İkinci devrenin başlarında, İngiltere’nin 5. dakikada Trippier’in enfes frikiğiyle kazandığı üstünlük sürerken “berabere bitsin, penaltılara gitsin” diyorduk. Berabere bitti, ama penaltılara gitmedi.

Maç öncesine, tefrikamızın beşinci bölümüne zaplayalım: “Modrić ve Rakitić Arjantin’e yaptıklarını tekrarlayabilir mi? Bu iki isme kıyasla biraz gölgede kalan Mandžukić’in ‘yıldızının parladığı an’ İngiltere maçı olabilir mi? Keşke…

Modrić ve Rakitić, gol atmak dışında, Arjantin’e yaptıklarını ziyadesiyle tekrarladı. Mandžukić’in ise “yıldızının parladığı an” 109. dakikaya denk geldi, “keşke”yi realize ettiği gibi, “Maçın oyuncusu hanesine Kane’i, finalistin karşısına da İngiltere’yi yazabiliriz” cümlemizi çöpe attırdı. Ne güzel oldu.

Hırvat balesi

O cümlenin öncesinde şöyle diyorduk: “Gönlümüz Hırvatistan’dan yana, ama ibre İngiltere’yi gösteriyor. Hırvatlar 16’da Danimarka’yı, çeyrek finalde Rusya’yı penaltılarla geçerek ‘kısmet faktörü’ kotasını doldurdular gibi. Geriye ‘bale ilkesi’ kalıyor, bir ölçüde de ‘Balkan inadı’…”

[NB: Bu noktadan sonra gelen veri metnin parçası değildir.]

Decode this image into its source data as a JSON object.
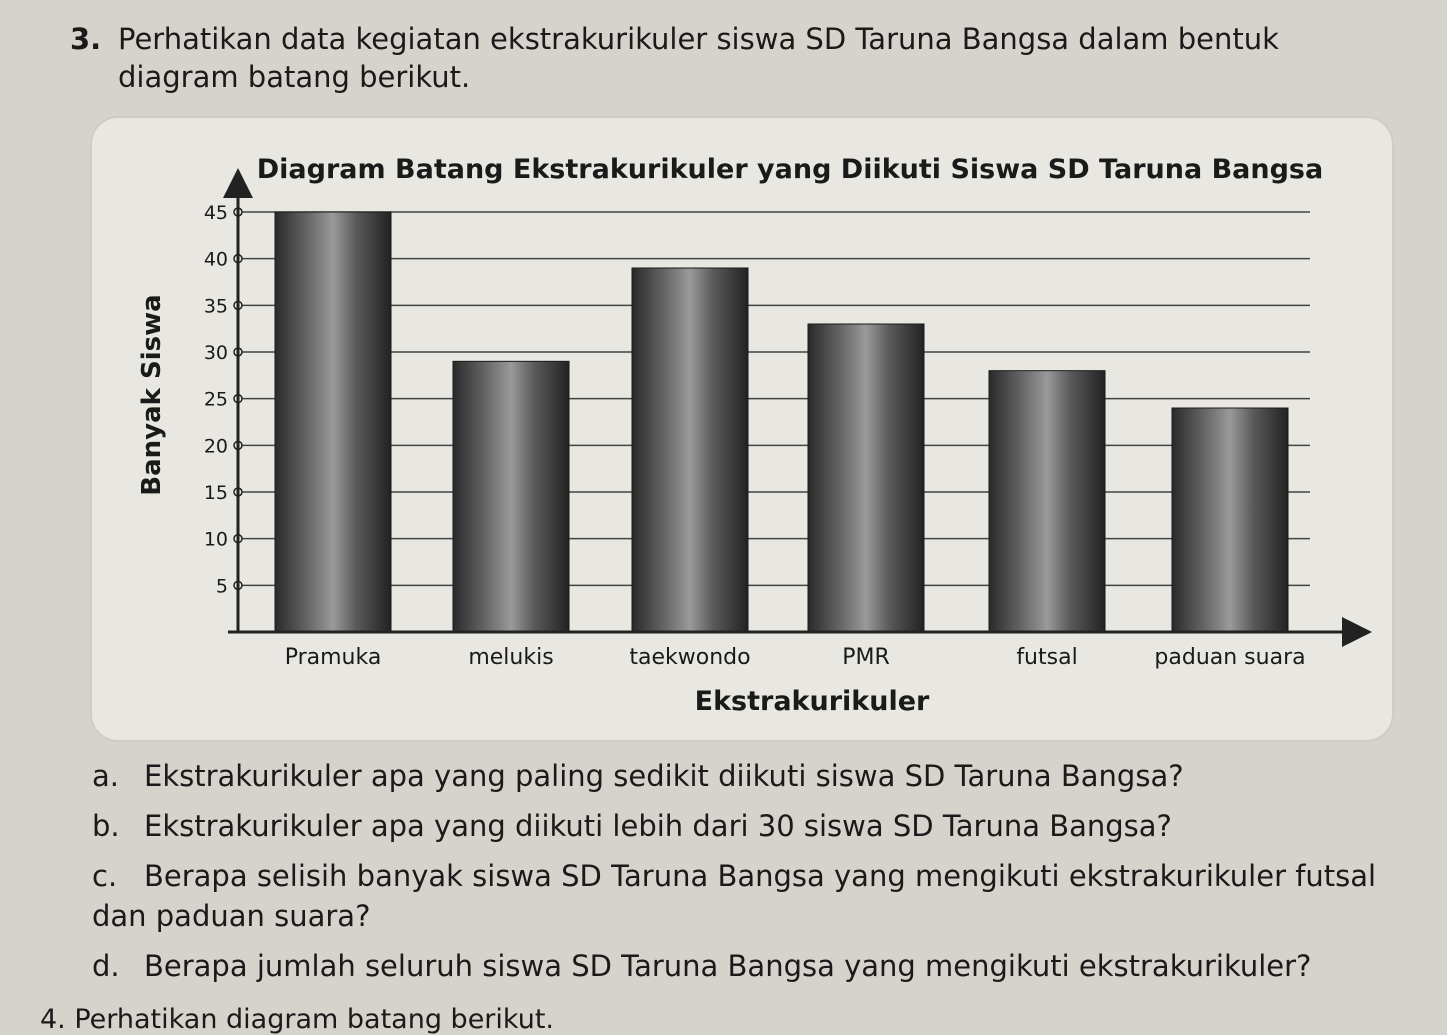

“Kısmet faktörü”ne ihtiyaç kalmadı, “Balkan inadı” ve “bale ilkesi”, İngiltere’nin safında olan “iklim ilkesi”ni ve “tribün büyüsü”nü alt ederek Hırvatistan’ı finale taşıdı. 1-0 geriye düştükleri 5. dakikadan itibaren inatla oyuna asılan Hırvatlar, 68’de tam bir “bale” golüyle beraberliği buldu.

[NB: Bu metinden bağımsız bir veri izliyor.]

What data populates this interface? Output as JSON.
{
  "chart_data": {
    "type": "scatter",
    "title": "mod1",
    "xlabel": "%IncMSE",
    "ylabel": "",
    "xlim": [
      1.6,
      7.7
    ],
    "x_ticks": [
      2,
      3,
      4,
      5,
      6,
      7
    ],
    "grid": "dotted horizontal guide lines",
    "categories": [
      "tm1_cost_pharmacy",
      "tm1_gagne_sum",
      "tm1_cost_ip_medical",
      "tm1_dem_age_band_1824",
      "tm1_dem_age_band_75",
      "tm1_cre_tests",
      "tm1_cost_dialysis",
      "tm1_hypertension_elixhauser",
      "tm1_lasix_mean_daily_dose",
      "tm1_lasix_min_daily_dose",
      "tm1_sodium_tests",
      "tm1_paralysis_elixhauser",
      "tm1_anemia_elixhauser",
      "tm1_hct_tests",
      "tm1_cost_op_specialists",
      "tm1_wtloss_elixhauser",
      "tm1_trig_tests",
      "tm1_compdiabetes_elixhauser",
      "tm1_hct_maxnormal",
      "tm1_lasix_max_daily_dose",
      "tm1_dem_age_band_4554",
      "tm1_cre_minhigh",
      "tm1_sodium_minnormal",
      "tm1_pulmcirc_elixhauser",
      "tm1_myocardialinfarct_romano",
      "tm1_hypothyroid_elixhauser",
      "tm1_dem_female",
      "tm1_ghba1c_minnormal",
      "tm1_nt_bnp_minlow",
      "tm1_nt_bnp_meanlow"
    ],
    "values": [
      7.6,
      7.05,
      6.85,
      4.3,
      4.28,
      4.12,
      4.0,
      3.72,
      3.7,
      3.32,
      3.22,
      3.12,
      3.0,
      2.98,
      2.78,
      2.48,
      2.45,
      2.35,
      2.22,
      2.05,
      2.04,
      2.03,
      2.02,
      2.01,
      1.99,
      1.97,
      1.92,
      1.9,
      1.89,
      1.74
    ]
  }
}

Sağ kanattan Vrsaljko’nun yaptığı ortayı Kyle Walker yatarak kafayla uzaklaştırmak üzereyken sahneye Perisic çıktı, pir çıktı. Mükemmel bir zamanlamayla sıçrayıp Walker’ın kafasının üzerinden sol ayağının dışıyla topu filelere taktı.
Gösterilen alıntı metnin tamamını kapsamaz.